Les 15-24 ans restent les plus exposés avec un taux de 21,6 % (+2,5 points en un an). Mais la hausse la plus révélatrice concerne les 50 ans et plus, dont le taux passe à 5,5 % (+0,7 point en un an), une population directement concernée par les questions de reconversion et de bilan de compétences. Le chômage de longue durée touche par ailleurs 671 000 personnes.
La hausse du chômage rend-elle une reconversion plus risquée en 2026 ?
Pas quand elle est préparée. Une enquête de l'Observatoire des Transitions Professionnelles, publiée en novembre 2025 auprès de 15 600 bénéficiaires d'un Projet de Transition Professionnelle sortis de formation en 2024, montre que 92 % ont réalisé ou poursuivent leur reconversion, 94 % ont obtenu le titre ou diplôme visé, et 55 % sont aujourd'hui en CDI. Un marché plus tendu rend la préparation plus utile, pas la reconversion plus risquée.
Comment financer un bilan de compétences en 2026 ?
Le bilan de compétences est mobilisable via le CPF, avec un reste à charge légal de 150 € par dossier, ou via votre OPCO si vous êtes salarié et que votre employeur accompagne la démarche. France Travail peut également orienter et financer certains bilans pour les demandeurs d'emploi. Le détail des solutions figure sur notre page financement.

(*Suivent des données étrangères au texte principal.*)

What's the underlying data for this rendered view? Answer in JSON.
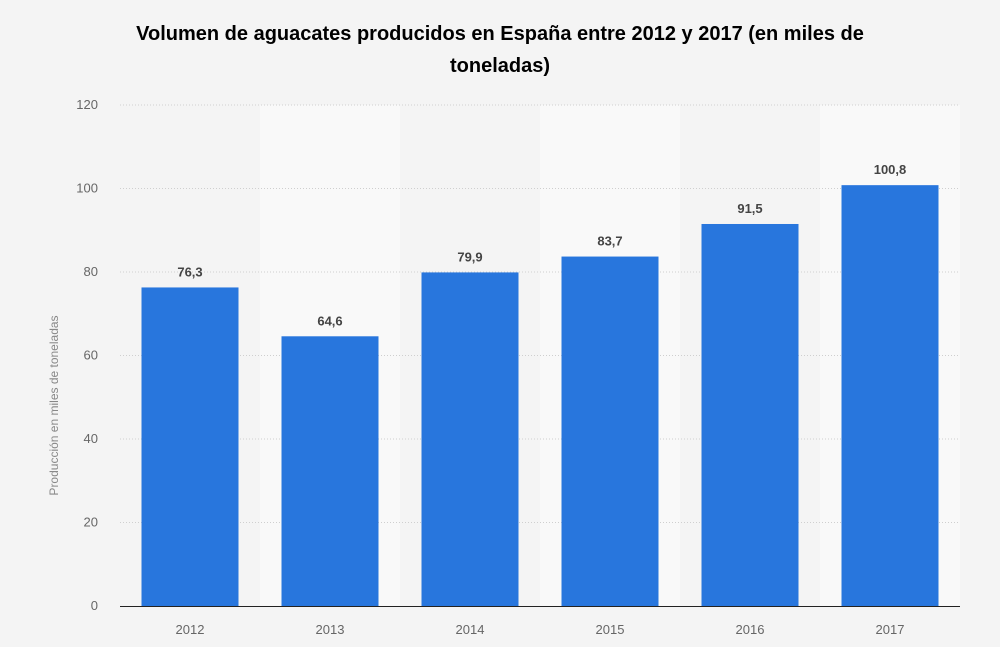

Combien de temps dure un bilan de compétences chez Éclat de Réussite ?
Deux formules existent : Éclat Essentiel (8 h d'accompagnement, 1 750 €) et Éclat Prestige (12 h d'accompagnement, 2 100 €), réparties sur une période de 4 à 12 semaines selon votre rythme. Un entretien préliminaire gratuit de 30 minutes permet de choisir la formule adaptée avant tout engagement, entièrement à distance, où que vous soyez en France.